Some of this feels more like negotiating with another human being than engineering. It’s like some sort of AI Psychology that you need to be versed in more than it is “engineering”.
This is where I would like to argue that Prompt Engineering is, therefore, not at all engineering to begin with.
Unfortunately, Upon checking with the Oxford Dictionary, it’s clear that the word “engineering” is a bit of a catch-all. It can mean anything from “the application of science and mathematics by which the properties of matter and the sources of energy in nature are made useful to people” to “the design and manufacture of complex products” to “the action of working artfully to bring something about”. Whoever got that last definition put in there pulled a fast one with “artfully”.
We might describe LLM output as “arftfull”. That could be one way of saying it. It’s not stochastic, it’s art!
Now it’s true that if you provide more and more context to the LLM, the response gets better and better. But that’s all answers are in the end - just a summarization of context. If you had all the context, you would already have the answer you’re after. At some point, “prompt engineering” is just giving the AI the answer that you want.
I think we should start calling it what it is - “Prompt Negotiation”. You cannot engineer an answer from a model, but you can negotiate one. And as developers, it’s going to be our job to do that negotiation so that our users don’t have to. How do we do this? By building task-based solutions for our users so that they don’t have to write any prompts at all.
The academic Steven Pinker said it like this…
“It’s kind of a shame that the first large-scale implementation of AI was kind of a gimmick - a first-person chatbot. But there is tremendous promise for AI if it is task oriented.”

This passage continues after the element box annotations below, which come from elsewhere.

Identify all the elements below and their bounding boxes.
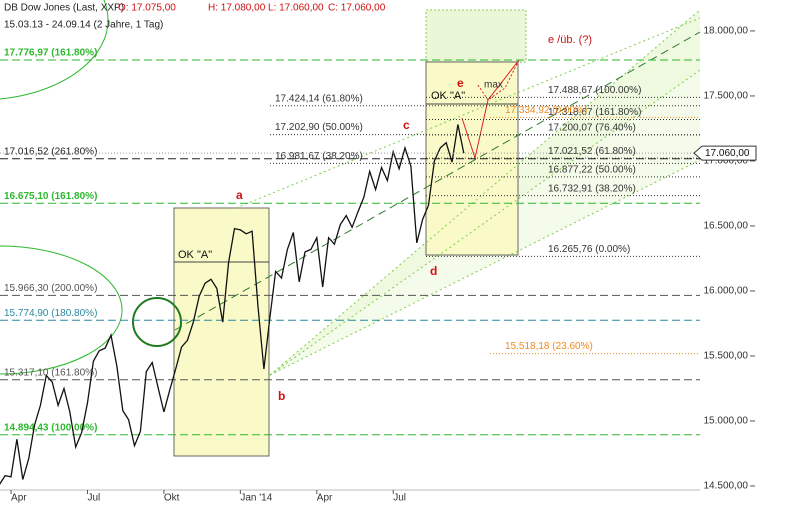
level-label: 16.981,67 (38.20%) (275, 151, 363, 162)
level-label: 17.200,07 (76.40%) (548, 123, 636, 134)
annotation: d (430, 264, 437, 278)
annotation: e (457, 76, 464, 90)
annotation: b (278, 389, 285, 403)
x-tick-label: Okt (164, 493, 180, 504)
x-tick-label: Jan '14 (240, 493, 272, 504)
y-tick-label: 16.500,00 (704, 221, 749, 232)
arrow (461, 59, 520, 160)
fan-line (269, 159, 700, 376)
series (0, 124, 465, 485)
level-label: 17.016,52 (261.80%) (4, 146, 97, 157)
quote: H: 17.080,00 (208, 3, 266, 14)
last-price-tag (693, 145, 757, 161)
annotation: e /üb. (?) (548, 34, 592, 46)
date-range: 15.03.13 - 24.09.14 (2 Jahre, 1 Tag) (4, 20, 163, 31)
quote: C: 17.060,00 (328, 3, 386, 14)
level-label: 17.424,14 (61.80%) (275, 93, 363, 104)
arrow (477, 59, 520, 101)
annotation: c (403, 118, 410, 132)
price-line (0, 124, 465, 485)
x-tick-label: Jul (87, 493, 100, 504)
x-tick-label: Apr (11, 493, 27, 504)
y-tick-label: 15.500,00 (704, 351, 749, 362)
circle (132, 297, 182, 347)
level-label: 14.894,43 (100.00%) (4, 422, 97, 433)
level-label: 17.318,67 (161.80%) (548, 107, 641, 118)
level-label: 16.732,91 (38.20%) (548, 183, 636, 194)
target-zone (425, 9, 527, 63)
circle (0, 0, 109, 100)
series-name: DB Dow Jones (Last, XXP) (4, 3, 124, 14)
last-price-label: 17.060,00 (705, 148, 750, 159)
y-tick-label: 16.000,00 (704, 286, 749, 297)
level-label: 15.966,30 (200.00%) (4, 283, 97, 294)
y-tick-label: 17.000,00 (704, 156, 749, 167)
circle (0, 245, 123, 375)
level-label: 15.518,18 (23.60%) (505, 341, 593, 352)
quote: O: 17.075,00 (118, 3, 176, 14)
fan-line (235, 17, 700, 209)
box-a (173, 207, 270, 457)
level-label: 17.021,52 (61.80%) (548, 146, 636, 157)
annotation: OK "A" (431, 90, 465, 102)
level-label: 16.675,10 (161.80%) (4, 191, 97, 202)
y-tick-label: 15.000,00 (704, 416, 749, 427)
fan-line (269, 9, 700, 376)
quote: L: 17.060,00 (268, 3, 324, 14)
level-label: 17.334,92 (0.00%) (505, 105, 587, 116)
axis-bg (700, 0, 786, 507)
level-label: 16.265,76 (0.00%) (548, 244, 630, 255)
level-label: 16.877,22 (50.00%) (548, 165, 636, 176)
x-tick-label: Apr (317, 493, 333, 504)
y-tick-label: 17.500,00 (704, 91, 749, 102)
y-tick-label: 18.000,00 (704, 26, 749, 37)
trend-line (174, 31, 700, 331)
levels (0, 59, 700, 436)
level-label: 15.774,90 (180.80%) (4, 308, 97, 319)
annotation: max (484, 80, 503, 91)
level-label: 17.488,67 (100.00%) (548, 85, 641, 96)
annotation: OK "A" (178, 249, 212, 261)
annotation: a (236, 188, 243, 202)
level-label: 17.776,97 (161.80%) (4, 48, 97, 59)
level-label: 15.317,10 (161.80%) (4, 367, 97, 378)
level-label: 17.202,90 (50.00%) (275, 122, 363, 133)
x-tick-label: Jul (393, 493, 406, 504)
drawings (0, 0, 700, 457)
y-tick-label: 14.500,00 (704, 481, 749, 492)
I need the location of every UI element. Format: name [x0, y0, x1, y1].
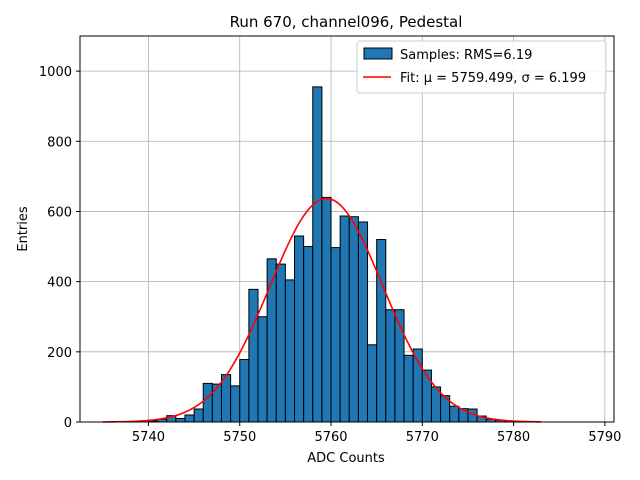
plot-frame — [79, 35, 615, 423]
y-axis-ticks: 0 200 400 600 800 1000 — [39, 65, 80, 431]
histogram-bar — [367, 344, 378, 423]
legend-histogram-label: Samples: RMS=6.19 — [400, 48, 532, 63]
histogram-bar — [211, 383, 222, 423]
histogram-bar — [421, 369, 432, 423]
y-tick-label: 600 — [47, 205, 72, 220]
histogram-bar — [284, 279, 296, 423]
histogram-bar — [449, 405, 460, 423]
histogram-bar — [321, 196, 332, 423]
histogram-bar — [294, 235, 305, 423]
histogram-bar — [303, 246, 314, 423]
fit-curve — [102, 197, 541, 423]
x-tick-label: 5750 — [223, 430, 256, 445]
histogram-bar — [193, 408, 204, 423]
histogram-bar — [202, 382, 213, 423]
histogram-bar — [312, 86, 323, 423]
histogram-bars — [147, 86, 515, 423]
legend-fit-label: Fit: μ = 5759.499, σ = 6.199 — [400, 71, 586, 86]
histogram-bar — [385, 309, 396, 423]
y-tick-label: 200 — [47, 346, 72, 361]
legend-histogram-swatch — [363, 47, 393, 60]
y-axis-label: Entries — [16, 206, 31, 252]
x-axis-ticks: 5740 5750 5760 5770 5780 5790 — [132, 422, 621, 445]
x-tick-label: 5780 — [497, 430, 530, 445]
y-tick-label: 1000 — [39, 65, 72, 80]
chart-title: Run 670, channel096, Pedestal — [230, 13, 463, 31]
x-axis-label: ADC Counts — [307, 451, 385, 466]
histogram-bar — [330, 247, 341, 423]
x-tick-label: 5740 — [132, 430, 165, 445]
legend: Samples: RMS=6.19 Fit: μ = 5759.499, σ =… — [356, 40, 607, 94]
histogram-bar — [230, 385, 241, 423]
histogram-bar — [220, 374, 232, 423]
x-tick-label: 5760 — [314, 430, 347, 445]
y-tick-label: 0 — [64, 416, 72, 431]
x-tick-label: 5770 — [406, 430, 439, 445]
histogram-bar — [376, 239, 387, 423]
y-tick-label: 800 — [47, 135, 72, 150]
histogram-bar — [275, 263, 286, 423]
histogram-bar — [239, 359, 250, 423]
histogram-bar — [257, 316, 268, 423]
histogram-bar — [339, 215, 350, 423]
y-tick-label: 400 — [47, 276, 72, 291]
histogram-bar — [184, 414, 195, 423]
histogram-bar — [403, 354, 414, 423]
histogram-bar — [175, 417, 186, 423]
histogram-bar — [357, 221, 369, 423]
histogram-bar — [348, 216, 359, 423]
legend-box — [356, 40, 607, 94]
x-tick-label: 5790 — [588, 430, 621, 445]
histogram-bar — [248, 288, 259, 423]
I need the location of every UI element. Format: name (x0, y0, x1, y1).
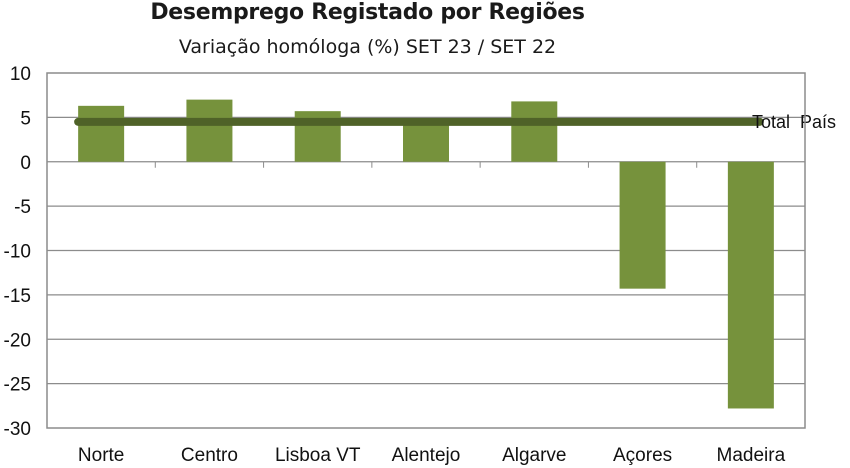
y-tick-label: -15 (4, 286, 31, 307)
x-tick-label: Centro (181, 445, 238, 466)
y-tick-label: -30 (4, 419, 31, 440)
y-tick-label: 5 (20, 108, 31, 129)
bar-centro (186, 99, 233, 162)
y-tick-label: -10 (4, 242, 31, 263)
x-tick-label: Algarve (502, 445, 566, 466)
y-tick-label: -20 (4, 330, 31, 351)
bar-algarve (511, 101, 558, 162)
x-tick-label: Alentejo (392, 445, 461, 466)
bar-açores (619, 161, 666, 289)
x-tick-label: Norte (78, 445, 124, 466)
y-tick-label: -25 (4, 375, 31, 396)
x-tick-label: Lisboa VT (275, 445, 361, 466)
x-tick-label: Madeira (717, 445, 786, 466)
x-tick-label: Açores (613, 445, 672, 466)
y-tick-label: 10 (10, 64, 31, 85)
reference-line-group: Total País (74, 112, 836, 132)
bar-madeira (727, 161, 774, 409)
y-tick-label: -5 (14, 197, 31, 218)
plot-frame (46, 72, 806, 429)
bar-alentejo (403, 122, 449, 162)
chart-subtitle: Variação homóloga (%) SET 23 / SET 22 (178, 36, 557, 58)
axes: 10 5 0 -5 -10 -15 -20 -25 -30 Norte Centro Lisboa V… (4, 64, 806, 466)
reference-line-label: Total País (752, 112, 836, 132)
bars (78, 99, 774, 409)
chart-title: Desemprego Registado por Regiões (150, 0, 585, 25)
bar-norte (78, 105, 125, 162)
y-tick-label: 0 (20, 153, 31, 174)
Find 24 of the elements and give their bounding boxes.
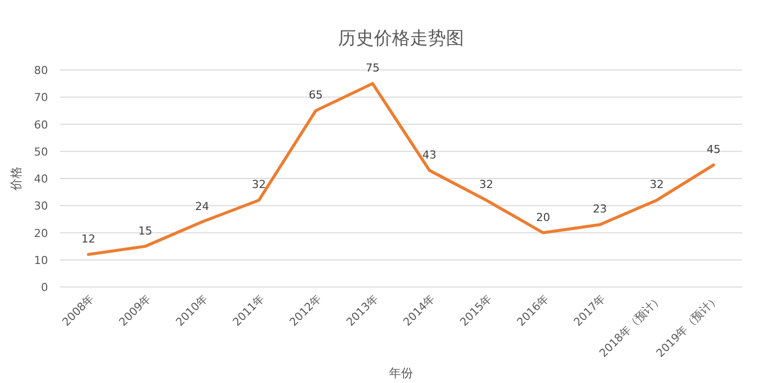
chart-title: 历史价格走势图	[338, 28, 464, 49]
y-tick-label: 50	[34, 145, 48, 158]
data-label: 12	[81, 232, 96, 246]
data-label: 75	[366, 62, 380, 75]
y-axis-title: 价格	[9, 166, 23, 192]
y-tick-label: 0	[41, 281, 48, 294]
data-label: 32	[252, 178, 266, 192]
data-label: 65	[308, 88, 323, 102]
y-tick-label: 40	[34, 172, 48, 186]
data-label: 15	[138, 224, 152, 238]
y-tick-label: 70	[34, 91, 48, 104]
data-label: 45	[706, 142, 721, 156]
data-label: 20	[536, 210, 550, 224]
y-tick-label: 20	[34, 226, 48, 240]
data-label: 32	[650, 178, 664, 192]
x-axis-title: 年份	[389, 366, 413, 380]
data-label: 23	[592, 202, 607, 216]
y-tick-label: 80	[34, 64, 48, 77]
y-tick-label: 30	[34, 200, 48, 213]
y-tick-label: 10	[34, 254, 48, 267]
data-label: 24	[195, 200, 210, 213]
data-label: 43	[422, 148, 436, 162]
y-tick-label: 60	[34, 118, 48, 132]
data-label: 32	[479, 178, 494, 192]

Using GitHub Copilot as an example, task-oriented AI includes things like auto-completions which just complete code based on what you’ve already written. No prompt required.
Or Commit Message and PR Description generation. No prompt required for that either.
Or suggesting names when you do a rename on a symbol.
There is a prompt behind every single one of these things, but it’s not your job as the user to worry about it. It’s already been negotiated by engineers who have spent countless hours tweaking the prompts to get the best answer the most amount of times.
Or said another way, the best prompt is the one that you don’t have to write.